TOP STORY: 4th case of COVID-19 confirmed in Chicago area; 5th cases suspected at UofC medical center

There are four confirmed cases of COVID-19 in Illinois, with the most recent two cases being a husband and wife.

The man is currently in isolation at Northwest Community Hospital in Arlington Heights. Health officials said it was unclear how the man was infected, but he then spread the virus to his wife.

She's in isolation at home and both are in good condition.

There's also a suspected case of COVID-19 at the University of Chicago Medical Center.

Across the country, there are now more than 100 confirmed cases.

Six people have died from the virus in the state of Washington.

The Illinois Department of Public Health has set up a COVID-19 hotline, email address, and website to answer questions.

TOP STORY: It's Super Tuesday

The fight for the Democratic presidential nomination reaches a critical juncture on Tuesday as millions of voters from Maine to California head to the polls.
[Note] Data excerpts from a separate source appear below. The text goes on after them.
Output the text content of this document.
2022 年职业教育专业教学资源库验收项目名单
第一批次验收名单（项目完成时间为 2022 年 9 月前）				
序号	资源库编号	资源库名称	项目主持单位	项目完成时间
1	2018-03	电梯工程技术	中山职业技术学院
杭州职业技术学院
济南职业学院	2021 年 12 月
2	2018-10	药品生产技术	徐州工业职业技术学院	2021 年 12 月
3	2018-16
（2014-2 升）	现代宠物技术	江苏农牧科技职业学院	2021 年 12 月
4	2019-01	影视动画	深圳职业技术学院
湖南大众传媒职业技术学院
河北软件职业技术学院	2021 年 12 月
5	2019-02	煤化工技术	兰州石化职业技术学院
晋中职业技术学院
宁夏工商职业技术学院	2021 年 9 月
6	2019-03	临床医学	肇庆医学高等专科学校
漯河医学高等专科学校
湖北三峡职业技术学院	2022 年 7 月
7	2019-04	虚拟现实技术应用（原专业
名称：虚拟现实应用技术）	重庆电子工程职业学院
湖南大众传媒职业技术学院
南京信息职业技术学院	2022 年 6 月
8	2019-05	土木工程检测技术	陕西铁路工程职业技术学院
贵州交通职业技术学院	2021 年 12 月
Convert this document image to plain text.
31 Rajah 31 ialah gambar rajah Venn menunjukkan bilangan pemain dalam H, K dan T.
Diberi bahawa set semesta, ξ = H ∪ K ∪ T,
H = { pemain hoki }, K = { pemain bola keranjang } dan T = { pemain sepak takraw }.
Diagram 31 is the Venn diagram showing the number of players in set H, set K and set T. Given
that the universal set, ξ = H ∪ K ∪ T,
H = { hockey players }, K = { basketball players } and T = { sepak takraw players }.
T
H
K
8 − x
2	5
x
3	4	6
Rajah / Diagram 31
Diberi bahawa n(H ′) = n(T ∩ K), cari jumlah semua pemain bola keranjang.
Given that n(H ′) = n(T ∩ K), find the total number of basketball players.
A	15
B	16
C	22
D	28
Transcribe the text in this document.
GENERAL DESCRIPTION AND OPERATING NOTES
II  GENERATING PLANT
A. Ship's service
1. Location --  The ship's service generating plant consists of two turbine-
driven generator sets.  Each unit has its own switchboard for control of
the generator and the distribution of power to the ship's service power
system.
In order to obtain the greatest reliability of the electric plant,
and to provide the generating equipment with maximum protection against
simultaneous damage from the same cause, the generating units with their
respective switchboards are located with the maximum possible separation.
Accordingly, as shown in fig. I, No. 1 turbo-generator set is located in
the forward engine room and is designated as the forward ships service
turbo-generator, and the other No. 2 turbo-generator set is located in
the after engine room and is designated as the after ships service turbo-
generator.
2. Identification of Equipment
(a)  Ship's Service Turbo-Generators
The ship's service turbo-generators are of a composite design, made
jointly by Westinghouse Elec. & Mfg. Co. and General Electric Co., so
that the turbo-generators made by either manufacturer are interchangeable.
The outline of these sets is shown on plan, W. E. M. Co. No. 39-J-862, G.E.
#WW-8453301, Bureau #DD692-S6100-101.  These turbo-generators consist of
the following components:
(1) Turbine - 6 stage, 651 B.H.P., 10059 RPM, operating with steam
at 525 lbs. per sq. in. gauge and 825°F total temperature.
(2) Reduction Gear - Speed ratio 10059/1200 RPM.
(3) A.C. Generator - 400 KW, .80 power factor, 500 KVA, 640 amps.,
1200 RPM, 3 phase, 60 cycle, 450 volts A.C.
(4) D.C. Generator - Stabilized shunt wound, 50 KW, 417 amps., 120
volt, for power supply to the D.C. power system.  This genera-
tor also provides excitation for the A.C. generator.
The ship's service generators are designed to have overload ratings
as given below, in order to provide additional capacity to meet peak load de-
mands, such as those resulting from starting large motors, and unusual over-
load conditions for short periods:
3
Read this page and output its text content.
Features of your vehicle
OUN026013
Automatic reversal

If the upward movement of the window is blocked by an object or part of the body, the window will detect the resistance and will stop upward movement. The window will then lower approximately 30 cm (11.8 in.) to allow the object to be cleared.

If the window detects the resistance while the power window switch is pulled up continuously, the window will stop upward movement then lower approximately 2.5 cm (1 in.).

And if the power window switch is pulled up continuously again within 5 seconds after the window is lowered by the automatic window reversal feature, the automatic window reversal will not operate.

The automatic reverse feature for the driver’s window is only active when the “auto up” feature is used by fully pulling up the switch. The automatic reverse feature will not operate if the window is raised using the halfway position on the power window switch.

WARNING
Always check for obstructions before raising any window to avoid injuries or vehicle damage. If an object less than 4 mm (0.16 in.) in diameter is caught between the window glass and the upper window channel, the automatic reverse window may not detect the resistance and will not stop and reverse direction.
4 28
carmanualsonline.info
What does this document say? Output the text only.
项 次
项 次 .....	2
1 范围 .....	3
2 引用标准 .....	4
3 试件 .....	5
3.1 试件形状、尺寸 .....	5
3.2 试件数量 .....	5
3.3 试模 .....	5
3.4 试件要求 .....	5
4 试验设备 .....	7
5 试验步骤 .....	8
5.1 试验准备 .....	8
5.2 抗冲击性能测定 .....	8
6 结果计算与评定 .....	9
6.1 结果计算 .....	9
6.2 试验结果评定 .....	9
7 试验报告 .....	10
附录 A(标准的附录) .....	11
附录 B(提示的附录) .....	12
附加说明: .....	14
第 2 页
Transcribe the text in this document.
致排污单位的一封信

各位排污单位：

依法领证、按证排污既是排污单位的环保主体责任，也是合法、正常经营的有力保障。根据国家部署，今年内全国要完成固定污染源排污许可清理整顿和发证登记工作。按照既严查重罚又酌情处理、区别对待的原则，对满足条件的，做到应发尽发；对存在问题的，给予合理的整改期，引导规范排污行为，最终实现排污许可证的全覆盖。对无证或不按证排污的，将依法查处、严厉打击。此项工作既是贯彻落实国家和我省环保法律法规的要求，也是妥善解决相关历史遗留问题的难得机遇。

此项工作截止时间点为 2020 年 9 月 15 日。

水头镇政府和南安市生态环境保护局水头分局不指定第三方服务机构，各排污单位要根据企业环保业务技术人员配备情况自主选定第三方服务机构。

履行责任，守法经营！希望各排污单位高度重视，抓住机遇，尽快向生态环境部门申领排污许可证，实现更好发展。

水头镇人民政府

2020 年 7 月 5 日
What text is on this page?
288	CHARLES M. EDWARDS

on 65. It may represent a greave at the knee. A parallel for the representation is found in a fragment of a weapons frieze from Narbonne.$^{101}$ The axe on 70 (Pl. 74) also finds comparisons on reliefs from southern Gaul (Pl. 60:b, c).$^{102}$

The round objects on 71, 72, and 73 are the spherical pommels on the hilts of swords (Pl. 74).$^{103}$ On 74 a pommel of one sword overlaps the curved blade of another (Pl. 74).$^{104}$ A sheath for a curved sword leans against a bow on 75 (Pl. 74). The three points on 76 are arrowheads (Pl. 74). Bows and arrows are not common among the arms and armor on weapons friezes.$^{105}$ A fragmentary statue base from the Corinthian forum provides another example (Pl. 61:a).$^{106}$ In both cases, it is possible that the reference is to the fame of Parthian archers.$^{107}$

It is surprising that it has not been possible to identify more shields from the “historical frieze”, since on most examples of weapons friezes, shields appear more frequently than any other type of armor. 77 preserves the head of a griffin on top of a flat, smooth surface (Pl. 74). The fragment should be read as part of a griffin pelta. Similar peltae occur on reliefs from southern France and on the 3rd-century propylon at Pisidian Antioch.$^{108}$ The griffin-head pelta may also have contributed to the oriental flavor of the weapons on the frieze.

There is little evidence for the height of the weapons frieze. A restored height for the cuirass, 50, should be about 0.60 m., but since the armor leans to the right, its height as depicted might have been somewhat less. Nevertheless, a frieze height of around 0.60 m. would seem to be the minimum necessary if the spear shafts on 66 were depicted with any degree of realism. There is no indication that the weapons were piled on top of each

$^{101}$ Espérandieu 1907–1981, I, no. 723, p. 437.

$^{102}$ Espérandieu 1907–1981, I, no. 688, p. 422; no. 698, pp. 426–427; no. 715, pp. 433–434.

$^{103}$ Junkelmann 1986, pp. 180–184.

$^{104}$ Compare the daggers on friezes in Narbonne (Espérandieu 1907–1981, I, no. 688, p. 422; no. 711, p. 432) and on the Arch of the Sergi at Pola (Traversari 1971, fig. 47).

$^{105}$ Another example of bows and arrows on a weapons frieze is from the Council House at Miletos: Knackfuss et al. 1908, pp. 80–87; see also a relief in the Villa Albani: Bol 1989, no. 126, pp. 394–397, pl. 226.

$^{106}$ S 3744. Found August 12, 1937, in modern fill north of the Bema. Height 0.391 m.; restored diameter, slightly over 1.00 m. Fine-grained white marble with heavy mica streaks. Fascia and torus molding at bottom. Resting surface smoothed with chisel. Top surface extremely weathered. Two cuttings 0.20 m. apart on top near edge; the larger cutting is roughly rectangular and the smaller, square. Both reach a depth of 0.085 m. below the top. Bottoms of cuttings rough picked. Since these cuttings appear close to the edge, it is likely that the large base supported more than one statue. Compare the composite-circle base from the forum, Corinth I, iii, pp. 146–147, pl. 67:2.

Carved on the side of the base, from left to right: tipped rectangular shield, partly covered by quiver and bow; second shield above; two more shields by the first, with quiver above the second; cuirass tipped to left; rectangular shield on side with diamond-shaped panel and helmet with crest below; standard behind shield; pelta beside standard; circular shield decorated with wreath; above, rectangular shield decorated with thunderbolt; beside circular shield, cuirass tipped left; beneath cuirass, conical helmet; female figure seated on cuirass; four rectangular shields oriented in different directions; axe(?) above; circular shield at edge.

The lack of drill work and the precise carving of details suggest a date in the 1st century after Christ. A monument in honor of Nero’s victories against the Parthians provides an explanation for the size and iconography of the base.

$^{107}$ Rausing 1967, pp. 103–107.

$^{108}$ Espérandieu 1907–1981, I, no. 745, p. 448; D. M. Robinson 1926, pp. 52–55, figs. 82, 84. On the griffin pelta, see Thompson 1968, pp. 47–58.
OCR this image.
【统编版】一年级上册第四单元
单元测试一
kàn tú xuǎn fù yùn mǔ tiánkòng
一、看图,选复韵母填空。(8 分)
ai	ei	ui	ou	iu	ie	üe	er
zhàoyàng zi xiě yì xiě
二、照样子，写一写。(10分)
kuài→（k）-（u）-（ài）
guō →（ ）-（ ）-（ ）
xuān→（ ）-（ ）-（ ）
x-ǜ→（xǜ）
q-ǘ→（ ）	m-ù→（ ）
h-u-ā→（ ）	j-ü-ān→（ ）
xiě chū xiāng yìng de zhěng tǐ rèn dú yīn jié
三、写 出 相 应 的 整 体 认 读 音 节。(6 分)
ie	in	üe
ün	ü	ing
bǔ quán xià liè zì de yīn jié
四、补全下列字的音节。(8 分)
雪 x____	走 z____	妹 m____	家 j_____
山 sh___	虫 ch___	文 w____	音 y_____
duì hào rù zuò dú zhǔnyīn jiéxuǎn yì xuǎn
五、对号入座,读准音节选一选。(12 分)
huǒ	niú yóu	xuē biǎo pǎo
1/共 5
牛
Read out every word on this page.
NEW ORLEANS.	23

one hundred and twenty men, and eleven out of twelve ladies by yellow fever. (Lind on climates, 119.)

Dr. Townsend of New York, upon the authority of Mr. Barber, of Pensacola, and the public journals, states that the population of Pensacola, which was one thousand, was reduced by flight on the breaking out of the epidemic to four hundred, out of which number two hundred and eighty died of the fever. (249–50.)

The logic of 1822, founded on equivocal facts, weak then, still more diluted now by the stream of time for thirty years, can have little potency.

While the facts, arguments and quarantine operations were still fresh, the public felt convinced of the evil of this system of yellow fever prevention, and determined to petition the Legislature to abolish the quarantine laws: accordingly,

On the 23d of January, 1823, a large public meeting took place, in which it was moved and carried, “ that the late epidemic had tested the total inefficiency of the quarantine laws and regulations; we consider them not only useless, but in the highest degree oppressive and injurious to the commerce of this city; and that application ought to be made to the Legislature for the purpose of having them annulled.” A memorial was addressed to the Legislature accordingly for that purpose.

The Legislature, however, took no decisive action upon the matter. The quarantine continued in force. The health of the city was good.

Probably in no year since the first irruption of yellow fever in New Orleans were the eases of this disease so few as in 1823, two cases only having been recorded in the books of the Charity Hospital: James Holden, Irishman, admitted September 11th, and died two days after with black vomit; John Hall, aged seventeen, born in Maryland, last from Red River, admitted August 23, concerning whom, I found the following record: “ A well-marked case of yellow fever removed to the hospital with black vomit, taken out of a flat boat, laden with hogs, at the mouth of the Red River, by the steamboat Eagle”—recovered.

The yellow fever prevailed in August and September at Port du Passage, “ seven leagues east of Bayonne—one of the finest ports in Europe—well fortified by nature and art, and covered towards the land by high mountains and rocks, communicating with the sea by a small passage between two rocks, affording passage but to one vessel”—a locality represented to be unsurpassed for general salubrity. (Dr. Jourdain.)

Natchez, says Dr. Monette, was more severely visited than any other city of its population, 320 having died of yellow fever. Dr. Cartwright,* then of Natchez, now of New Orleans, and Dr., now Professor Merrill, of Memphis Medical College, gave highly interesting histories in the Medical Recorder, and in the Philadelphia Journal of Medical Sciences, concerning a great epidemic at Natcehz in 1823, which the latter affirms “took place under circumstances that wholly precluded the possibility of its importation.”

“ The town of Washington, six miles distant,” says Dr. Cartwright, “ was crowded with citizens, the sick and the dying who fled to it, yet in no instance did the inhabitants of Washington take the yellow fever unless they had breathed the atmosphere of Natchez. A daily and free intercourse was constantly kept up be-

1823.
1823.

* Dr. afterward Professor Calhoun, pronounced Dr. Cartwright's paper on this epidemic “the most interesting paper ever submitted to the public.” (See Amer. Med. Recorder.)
Sen. Bernie Sanders, who has energized liberals and young voters, is seeking to pull away from the rest of the field, while Joe Biden hopes to ride a wave of momentum and establish himself as the standard-bearer for the party's moderate wing.

There is a new show of force and unity in Joe Biden's campaign as former candidates Pete Buttgieg and Amy Klobuchar have said they will back fellow democrat in the race for president.

The Associated Press contributed to this report.

TOP STORY: Apple agrees to $500M settlement over battery slowdown

iPhone owners could get $25 from Apple after the company agreed to pay up to $500 million to settle claims over intentionally slowing down older phones to preserve older batteries.

Apple and lawyers representing iPhone consumers agreed to a deal stemming from Apple's 2017 admission that it was slowing down phone performance in older models to avoid unexpected shutdowns related to battery fatigue.

That admission led to Apple offering discounted battery replacements at $29, but many people claimed they had already spent hundreds of dollars to buy new phones because Apple didn't reveal the cause of the problem.

The Associated Press contributed to this report.